Surtout, coup de bol, c'est pile-poil (à très peu de choses près) aux bonnes proportions et au bon format. Bon, ça masque les boutons sur les côtés de la tablette, mais comme je ne m'en sers jamais de toute façon, c'est pas un souci (je les ai tous désactivés dans les réglages de la tablette). Le truc, c'est que si je dois passer à une A5 "wide" ben je n'aurai pas de shitajiki à ce format là... 
Or je trouve qu'avoir des outils agréables à regarder, c'est important. C'est d'ailleurs aussi pour cette raison que je préfère les Mac aux PC, oeuf corse.
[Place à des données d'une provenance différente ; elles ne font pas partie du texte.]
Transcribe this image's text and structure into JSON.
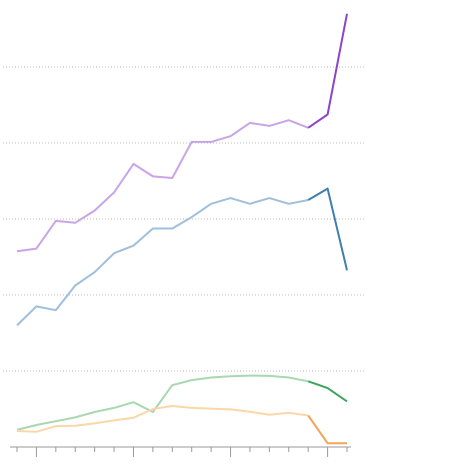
{
  "chart_data": {
    "type": "line",
    "title": "",
    "xlabel": "",
    "ylabel": "",
    "grid": "horizontal-dotted",
    "legend": "none",
    "x": [
      1,
      2,
      3,
      4,
      5,
      6,
      7,
      8,
      9,
      10,
      11,
      12,
      13,
      14,
      15,
      16,
      17,
      18
    ],
    "ylim": [
      0,
      115
    ],
    "y_gridlines": [
      20,
      40,
      60,
      80,
      100
    ],
    "highlight_from_index": 15,
    "series": [
      {
        "color_light": "#c9a4e6",
        "color_dark": "#8e44c8",
        "values": [
          51.5,
          52.2,
          59.5,
          59.0,
          62.2,
          67.0,
          74.5,
          71.2,
          70.8,
          80.3,
          80.3,
          81.8,
          85.3,
          84.5,
          86.0,
          84.0,
          87.5,
          114.0
        ]
      },
      {
        "color_light": "#9fbfdb",
        "color_dark": "#3f7fad",
        "values": [
          32.0,
          37.0,
          36.0,
          42.5,
          46.0,
          51.0,
          53.0,
          57.5,
          57.5,
          60.5,
          64.0,
          65.5,
          64.0,
          65.5,
          64.0,
          65.0,
          68.0,
          46.5
        ]
      },
      {
        "color_light": "#a8d8b0",
        "color_dark": "#3fa45b",
        "values": [
          4.5,
          5.8,
          6.8,
          7.8,
          9.2,
          10.3,
          11.8,
          9.2,
          16.3,
          17.6,
          18.3,
          18.6,
          18.8,
          18.7,
          18.3,
          17.3,
          15.5,
          12.0
        ]
      },
      {
        "color_light": "#fbd7a8",
        "color_dark": "#f5a35a",
        "values": [
          4.2,
          4.0,
          5.5,
          5.6,
          6.2,
          7.0,
          7.7,
          10.0,
          10.8,
          10.3,
          10.1,
          9.9,
          9.3,
          8.5,
          9.0,
          8.3,
          1.0,
          1.0
        ]
      }
    ]
  }
}
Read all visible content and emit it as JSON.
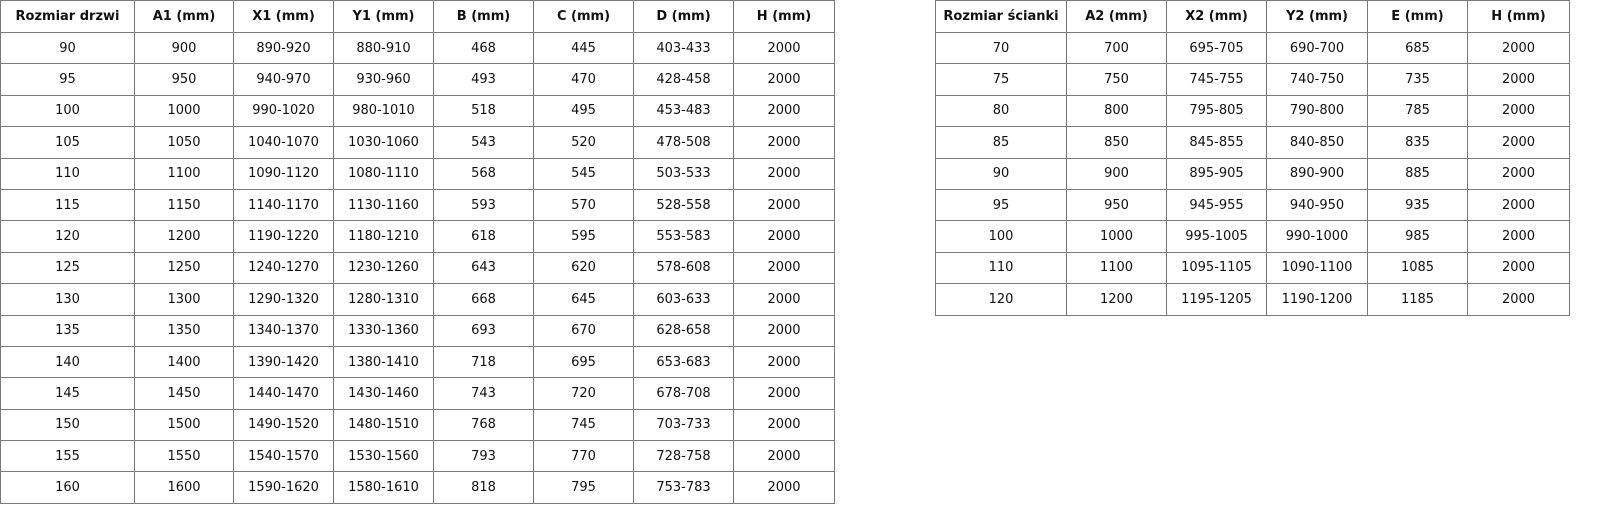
{
  "door_table": {
    "headers": [
      "Rozmiar drzwi",
      "A1 (mm)",
      "X1 (mm)",
      "Y1 (mm)",
      "B (mm)",
      "C (mm)",
      "D (mm)",
      "H (mm)"
    ],
    "rows": [
      [
        "90",
        "900",
        "890-920",
        "880-910",
        "468",
        "445",
        "403-433",
        "2000"
      ],
      [
        "95",
        "950",
        "940-970",
        "930-960",
        "493",
        "470",
        "428-458",
        "2000"
      ],
      [
        "100",
        "1000",
        "990-1020",
        "980-1010",
        "518",
        "495",
        "453-483",
        "2000"
      ],
      [
        "105",
        "1050",
        "1040-1070",
        "1030-1060",
        "543",
        "520",
        "478-508",
        "2000"
      ],
      [
        "110",
        "1100",
        "1090-1120",
        "1080-1110",
        "568",
        "545",
        "503-533",
        "2000"
      ],
      [
        "115",
        "1150",
        "1140-1170",
        "1130-1160",
        "593",
        "570",
        "528-558",
        "2000"
      ],
      [
        "120",
        "1200",
        "1190-1220",
        "1180-1210",
        "618",
        "595",
        "553-583",
        "2000"
      ],
      [
        "125",
        "1250",
        "1240-1270",
        "1230-1260",
        "643",
        "620",
        "578-608",
        "2000"
      ],
      [
        "130",
        "1300",
        "1290-1320",
        "1280-1310",
        "668",
        "645",
        "603-633",
        "2000"
      ],
      [
        "135",
        "1350",
        "1340-1370",
        "1330-1360",
        "693",
        "670",
        "628-658",
        "2000"
      ],
      [
        "140",
        "1400",
        "1390-1420",
        "1380-1410",
        "718",
        "695",
        "653-683",
        "2000"
      ],
      [
        "145",
        "1450",
        "1440-1470",
        "1430-1460",
        "743",
        "720",
        "678-708",
        "2000"
      ],
      [
        "150",
        "1500",
        "1490-1520",
        "1480-1510",
        "768",
        "745",
        "703-733",
        "2000"
      ],
      [
        "155",
        "1550",
        "1540-1570",
        "1530-1560",
        "793",
        "770",
        "728-758",
        "2000"
      ],
      [
        "160",
        "1600",
        "1590-1620",
        "1580-1610",
        "818",
        "795",
        "753-783",
        "2000"
      ]
    ]
  },
  "wall_table": {
    "headers": [
      "Rozmiar ścianki",
      "A2 (mm)",
      "X2 (mm)",
      "Y2 (mm)",
      "E (mm)",
      "H (mm)"
    ],
    "rows": [
      [
        "70",
        "700",
        "695-705",
        "690-700",
        "685",
        "2000"
      ],
      [
        "75",
        "750",
        "745-755",
        "740-750",
        "735",
        "2000"
      ],
      [
        "80",
        "800",
        "795-805",
        "790-800",
        "785",
        "2000"
      ],
      [
        "85",
        "850",
        "845-855",
        "840-850",
        "835",
        "2000"
      ],
      [
        "90",
        "900",
        "895-905",
        "890-900",
        "885",
        "2000"
      ],
      [
        "95",
        "950",
        "945-955",
        "940-950",
        "935",
        "2000"
      ],
      [
        "100",
        "1000",
        "995-1005",
        "990-1000",
        "985",
        "2000"
      ],
      [
        "110",
        "1100",
        "1095-1105",
        "1090-1100",
        "1085",
        "2000"
      ],
      [
        "120",
        "1200",
        "1195-1205",
        "1190-1200",
        "1185",
        "2000"
      ]
    ]
  }
}
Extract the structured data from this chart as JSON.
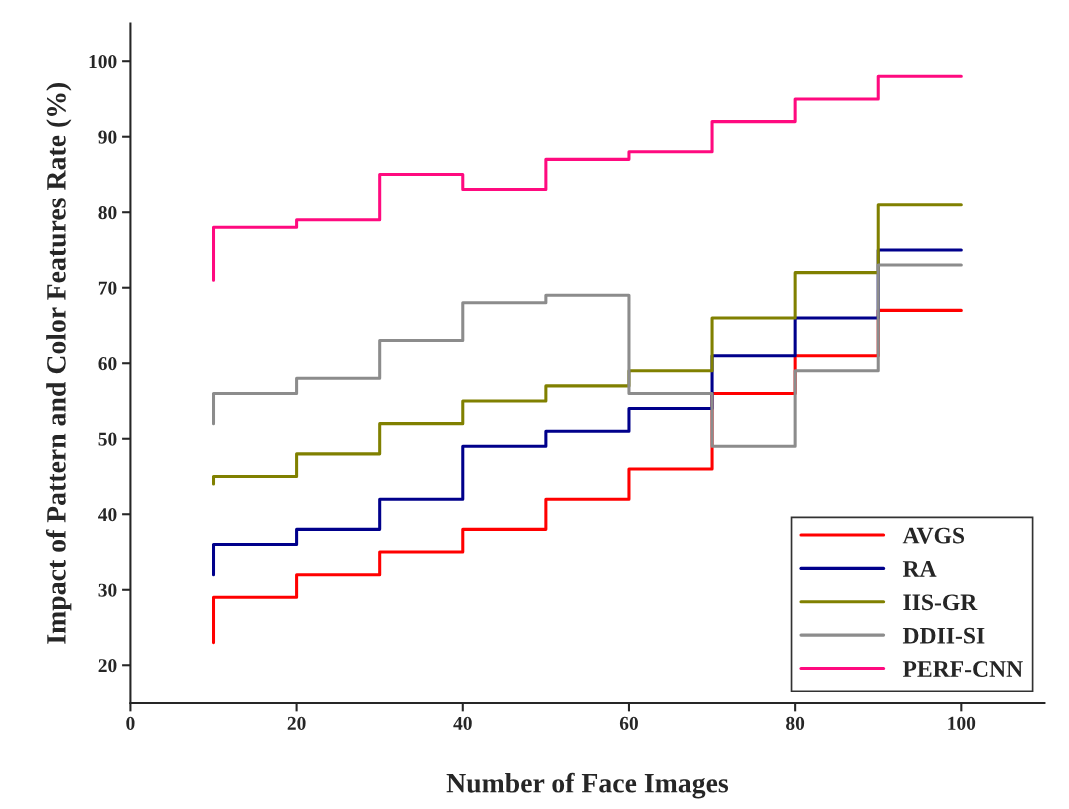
{
  "chart_data": {
    "type": "step",
    "xlabel": "Number of Face Images",
    "ylabel": "Impact of Pattern and Color Features Rate (%)",
    "x": [
      10,
      20,
      30,
      40,
      50,
      60,
      70,
      80,
      90,
      100
    ],
    "series": [
      {
        "name": "AVGS",
        "color": "#ff0000",
        "values": [
          23,
          29,
          32,
          35,
          38,
          42,
          46,
          56,
          61,
          67
        ]
      },
      {
        "name": "RA",
        "color": "#00008b",
        "values": [
          32,
          36,
          38,
          42,
          49,
          51,
          54,
          61,
          66,
          75
        ]
      },
      {
        "name": "IIS-GR",
        "color": "#808000",
        "values": [
          44,
          45,
          48,
          52,
          55,
          57,
          59,
          66,
          72,
          81
        ]
      },
      {
        "name": "DDII-SI",
        "color": "#8c8c8c",
        "values": [
          52,
          56,
          58,
          63,
          68,
          69,
          56,
          49,
          59,
          73
        ]
      },
      {
        "name": "PERF-CNN",
        "color": "#ff0a7f",
        "values": [
          71,
          78,
          79,
          85,
          83,
          87,
          88,
          92,
          95,
          98
        ]
      }
    ],
    "xlim": [
      0,
      110
    ],
    "xticks": [
      0,
      20,
      40,
      60,
      80,
      100
    ],
    "ylim": [
      15,
      105
    ],
    "yticks": [
      20,
      30,
      40,
      50,
      60,
      70,
      80,
      90,
      100
    ],
    "legend": "bottom right",
    "grid": false
  }
}
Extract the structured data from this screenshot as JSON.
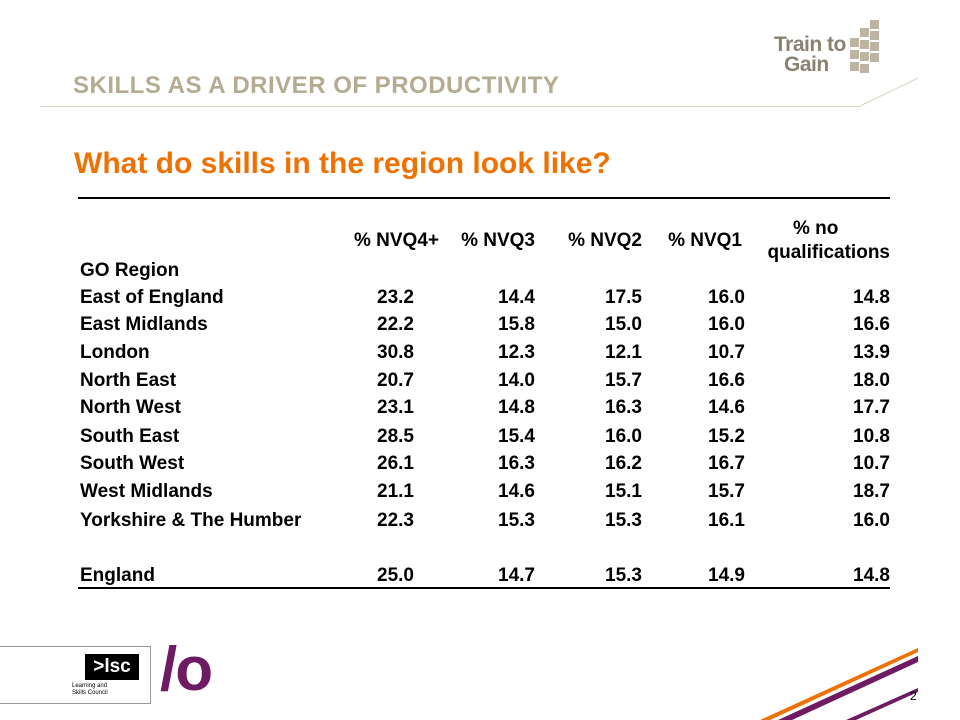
{
  "slide": {
    "section_title": "SKILLS AS A DRIVER OF PRODUCTIVITY",
    "question": "What do skills in the region look like?",
    "page_number": "2"
  },
  "logos": {
    "train_to_gain_line1": "Train to",
    "train_to_gain_line2": "Gain",
    "lsc_mark": ">lsc",
    "lsc_line1": "Learning and",
    "lsc_line2": "Skills Council",
    "io_mark": "/o"
  },
  "colors": {
    "section_title": "#b5ab90",
    "question": "#ee7203",
    "io_mark": "#6e1b63",
    "corner_stripe_orange": "#ee7203",
    "corner_stripe_purple": "#6e1b63"
  },
  "table": {
    "region_header": "GO Region",
    "columns": [
      "% NVQ4+",
      "% NVQ3",
      "% NVQ2",
      "% NVQ1",
      "% no",
      "qualifications"
    ],
    "rows": [
      {
        "region": "East of England",
        "values": [
          "23.2",
          "14.4",
          "17.5",
          "16.0",
          "14.8"
        ]
      },
      {
        "region": "East Midlands",
        "values": [
          "22.2",
          "15.8",
          "15.0",
          "16.0",
          "16.6"
        ]
      },
      {
        "region": "London",
        "values": [
          "30.8",
          "12.3",
          "12.1",
          "10.7",
          "13.9"
        ]
      },
      {
        "region": "North East",
        "values": [
          "20.7",
          "14.0",
          "15.7",
          "16.6",
          "18.0"
        ]
      },
      {
        "region": "North West",
        "values": [
          "23.1",
          "14.8",
          "16.3",
          "14.6",
          "17.7"
        ]
      },
      {
        "region": "South East",
        "values": [
          "28.5",
          "15.4",
          "16.0",
          "15.2",
          "10.8"
        ]
      },
      {
        "region": "South West",
        "values": [
          "26.1",
          "16.3",
          "16.2",
          "16.7",
          "10.7"
        ]
      },
      {
        "region": "West Midlands",
        "values": [
          "21.1",
          "14.6",
          "15.1",
          "15.7",
          "18.7"
        ]
      },
      {
        "region": "Yorkshire & The Humber",
        "values": [
          "22.3",
          "15.3",
          "15.3",
          "16.1",
          "16.0"
        ]
      }
    ],
    "total": {
      "region": "England",
      "values": [
        "25.0",
        "14.7",
        "15.3",
        "14.9",
        "14.8"
      ]
    }
  }
}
Bon, là j'ai un peu testé l'utilisation en "super large", en plaçant les palettes de Toshop sur l'écran du MacBook et mon image sur le 19", pour exploiter la largeur de mes deux écrans actuels cumulés (ce que je fais déjà pour toutes les autres applis, où le rapport de proportions tablette/écran n'a guère d'importance), mais en restreignant la surface utile de la tablette (pour Toshop seulement) à la moitié supérieure, et effectivement, pour dessiner, c'est pas génial... Y'a une perte de précision. Donc en 24"+19", je limiterai les dégâts en limitant Toshop, palettes comprises, au 24", et en ne réduisant qu'un petit peu la hauteur de la surface utile de la tablette. De cette façon, je perdrai peu en précision de tracé, mais je gagnerai beaucoup en surface et résolution d'affichage, sans avoir à racheter une tablette.
Ça ne m'empêchera pas d'utiliser toute la tablette avec les deux écrans pour les autres applis, et donc de continuer à exploiter l'écran secondaire (le 19" cette fois) pour avoir par exemple, quand je bosse dans Toshop, mes images de référence, le dock, etc.

J'attends encore un tout petit peu avant de commander l'iMac, des fois qu'il y aurait une annonce de mise à jour (disons jusqu'à mardi, puisque c'est généralement le mardi qu'il y a ce genre de news, je crois), mais au plus tard mercredi, je passe ma commande d'iMac 24" en config de base. J'ai déjà reçu mes deux barrettes de 2Go pour lui booster la RAM, donc il ne me manque plus que le Mac pour mettre autour des barrettes.


----------



## Bruno Bellamy (12 Février 2008)

Yohoooo ! 

Ça y est, je viens de commander mon iMac 24" sur l'Apple Store...

Wait & see.


----------



## NightWalker (12 Février 2008)

Quelle config ?


----------



## Bruno Bellamy (12 Février 2008)

NightWalker a dit:


> Quelle config ?



De base : Core 2 Duo, 2,4Ghz, 320Go HD, et surtout 1Go de RAM, pas plus (j'aurais pris moins s'il y avait !) puisque je vais lui mettre dès son arrivée les 2 barrettes de 2Go de chez MacWay que j'ai déjà reçues... 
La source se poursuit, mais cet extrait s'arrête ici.